Duru’nun heyecanlı görevleri | Keda Bakış

Mart 21, 2024

Duru’nun heyecanlı görevleri | Keda Bakış

Timaş Çocuk etiketiyle raflardaki yerini alan dikkat çekici bir kitaptan bahsetmek istiyorum. O kitap, kapağında bir kürsü üzerinde heyecan dolu kocaman gözlerle bize bakan bir kız çocuğunun olduğu Heyecan Aşısı. Yazarı Yavuz Yiğit, kendisini anlatırken işinden şöyle bahsediyor: “İşim deneyimsel öğrenme metotlarıyla çocukları, gençleri hayatın içine çekmek. Onlara hatalar yaptırmak.” Evet, yanlış okumadınız: Yazar hata yaptırmak diyor. “Hayatın içine hata yaparak mı dahil oluyoruz yoksa?” diye sorduğunuzu duyar gibiyim. İşte bu sorunun yanıtı Heyecan Aşısı kitabının baş kahramanı 9 yaşındaki Duru’nun bir haftasında gizlenmiş bulunuyor. 9 yaşındaki bir kız çocuğunun yalnızca yedi günü bir bilişsel davranışçı gelişim sürecini kapsayacak kadar hızlı ve dolu geçebilir, Heyecan Aşısı’nın böyle bir iddiası yok ama ben 25 yaşımda, 9 yaşındaki Duru’nun ‘Heyecanlı Görevleri’nden o kadar çok şey öğrendim ki! Hayatın içinde hatalar ve hata yapma özgürlükleri olduğunu bilen, deneyimsel öğrenme metotları ile çocukları hayatla buluşturan Yavuz Yiğit, bu çocuk kitabında sadece yaratıcılığını değil aynı zamanda hayat karşısında gelişmekte olan bir çocuğa dostluğunu da konuşturmuş diyebiliriz.

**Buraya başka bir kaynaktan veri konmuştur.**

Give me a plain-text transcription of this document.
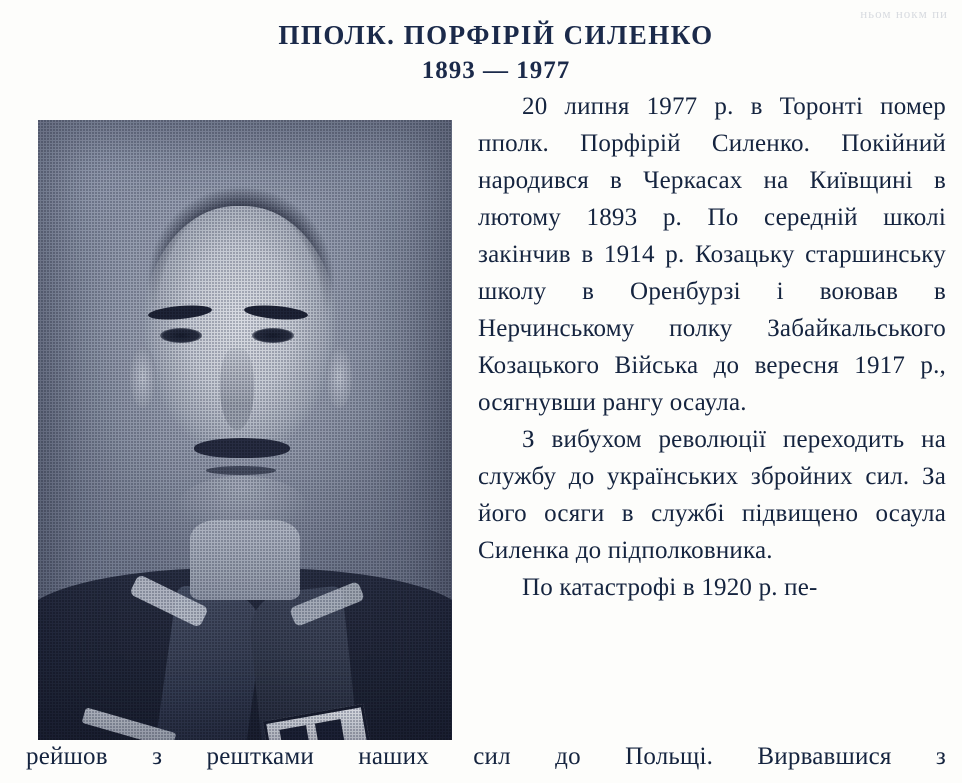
ньом нокм пи
ППОЛК. ПОРФІРІЙ СИЛЕНКО
1893 — 1977

20 липня 1977 р. в Торонті помер пполк. Порфірій Силенко. Покійний народився в Черкасах на Київщині в лютому 1893 р. По середній школі закінчив в 1914 р. Козацьку старшинську школу в Оренбурзі і воював в Нерчинському полку Забайкальського Козацького Війська до вересня 1917 р., осягнувши рангу осаула.

З вибухом революції переходить на службу до українських збройних сил. За його осяги в службі підвищено осаула Силенка до підполковника.

По катастрофі в 1920 р. пе-

рейшов з рештками наших сил до Польщі. Вирвавшися з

Neden mi dostluk? Çünkü Heyecan Aşısı sadece bir çocuk kitabı değil aynı zamanda yer yer mizah unsuru taşıyan bir komedi, kimi zaman bir gelişim öyküsü bazen de sancılı ve sempatik büyüme sürecinin yakından gözlemcisidir. Her kitap bize bir şeyler öğretmek zorunda değil elbette fakat bir şeyler öğretmek isteyen kitapların bu kadar eğlenceli ve renkli olması da her zaman karşılaşılan bir durum değil! Renkli demişken, Heyecan Aşısı kitabının çizeri Gül Sarı’nın renk kullanımı, mekân yaratımı ve karakterlerle uyumlu çizimleri bizleri Duru’nun yaşamına daha da çekiyor. Resimlere dalıp hikâyeyi okumayı kaçırmaktan korkmayın, yazar Yavuz Yiğit’in ne söylediğini hatırlayın: “Hatalar yapa yapa hayatın içine çekiliriz.”

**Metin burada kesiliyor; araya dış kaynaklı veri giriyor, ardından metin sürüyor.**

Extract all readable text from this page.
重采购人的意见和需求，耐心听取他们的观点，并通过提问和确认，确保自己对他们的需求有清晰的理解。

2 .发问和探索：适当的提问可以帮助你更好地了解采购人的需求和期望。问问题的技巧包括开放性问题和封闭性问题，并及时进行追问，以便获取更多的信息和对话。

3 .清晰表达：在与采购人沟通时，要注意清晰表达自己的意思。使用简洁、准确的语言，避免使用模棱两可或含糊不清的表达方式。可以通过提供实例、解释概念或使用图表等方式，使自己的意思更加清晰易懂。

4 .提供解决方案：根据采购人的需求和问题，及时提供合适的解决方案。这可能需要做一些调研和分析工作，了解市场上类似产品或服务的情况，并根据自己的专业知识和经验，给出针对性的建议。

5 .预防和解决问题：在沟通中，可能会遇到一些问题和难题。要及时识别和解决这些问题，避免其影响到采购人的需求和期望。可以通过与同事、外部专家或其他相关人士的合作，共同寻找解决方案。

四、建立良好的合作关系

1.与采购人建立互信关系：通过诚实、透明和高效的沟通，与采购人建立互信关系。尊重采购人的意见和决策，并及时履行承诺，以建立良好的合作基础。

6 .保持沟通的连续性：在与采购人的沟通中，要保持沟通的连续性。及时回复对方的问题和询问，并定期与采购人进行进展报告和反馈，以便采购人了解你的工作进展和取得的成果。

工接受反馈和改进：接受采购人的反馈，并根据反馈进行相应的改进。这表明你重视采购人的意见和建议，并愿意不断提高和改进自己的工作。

Her şey bir sabah sınıfa marangozun gelmesiyle başladı ve Duru şöyle dedi: “Bir yıl önce aşı oldum ve hayatım değişti.” Elbette marangozlar aşı yapmazlar ama ya marangozun yaptığı tahta platformda her Çarşamba günü konuşma yapmanız gerekirse ne yaparsınız? Benim buna cevabım “Heyecanlanırım!” demek olurdu. Evet, maalesef biz içe dönükler toplum karşısında pek konuşamayız hatta bazen kimseyle konuşamıyoruz fakat konumuz içe dönüklük değil. Konumuz Duru. 9 yaşındaki Duru’nun o sabah heyecan ve endişe ile “Ya hata yaparsam…ya bana gülerlerse…” diye sayıklamasına sebep olan Fatma Öğretmenin serdiği kırmızı halıyla sınıfın ortasında duran yapımı yeni bitmiş tahta platform. Fatma Öğretmen sınıfa dönüp o heyecanlı duyuruyu yaparken Duru kocaman gözlerle onu dinliyordu: “Çocuklar, bu bizim sınıf sahnemiz. Bundan böyle dersleri sadece ben anlatmayacağım. Her Çarşamba günü sahneye siz çıkacaksınız ve bize üç dakikalık bir konuşma yapacaksınız.” Kimileri yeni deneyimlere bayılırlar, sosyal becerileri gelişmiş ve enerjik insanlar toplum içinde daha rahat konuşur ve daha kaygısız hareket ederler. Bu davranışlarımız kimi zaman iş hayatımızda da kendini belli eder, yazın tatile nereye gideceğimizde de. Zira hayat daima seçmek ve seçmemeklerden oluşur. Ne getireceği hiçbir zaman belli olmayan hayat Duru’nun karşısında işte böyle bir öğrenme metodu, yeni bir deneyim getirmişti. Fakat kahramanımız henüz bunun bir deneyim olduğunun farkında değil, öğretmenine de kızgın. Olacak iş mi, sınıfın karşısında konuşmak bir çocuk için kim bilir ne kadar zordur? Ancak ben böyle düşünmüyorum, hata yapmaktan çok korkan ve konuşma güçlükleri yaşayan yetişkinler de olduğunu bildiğim bu hayatta, derslerin ve heyecanlı deneyimlerin her zaman bir yerlere gizlendiğine inanıyorum. Nereye mi? Mesela Heyecan Aşısı’na! Duru’nun ve dedesinin bir haftasının nasıl geçtiğini okuduğunuzda hata yapmanın, saçmalamanın, kalbine düşeni o an eyleme dökmenin güzelliğini keşfedeceksiniz. Bir çocuk kadar cesur ama bir dede kadar da ileri görüşlü olmanın “Heyecanlı Görevlerinin” anlatıldığı Heyecan Aşısı, hepimizin hızlı akan bir çağda ihtiyacı olan o gelişimi sunuyor: Bizi kendimizden —kaygı ve korkularımızdan özgürleştiriyor. Ee ne dersiniz? Siz de ilk gün Duru’nun yaptığı gibi “Ay hayatta yapamam!” mı diyeceksiniz yoksa bir aşı olarak hayatınızı mı değiştireceksiniz?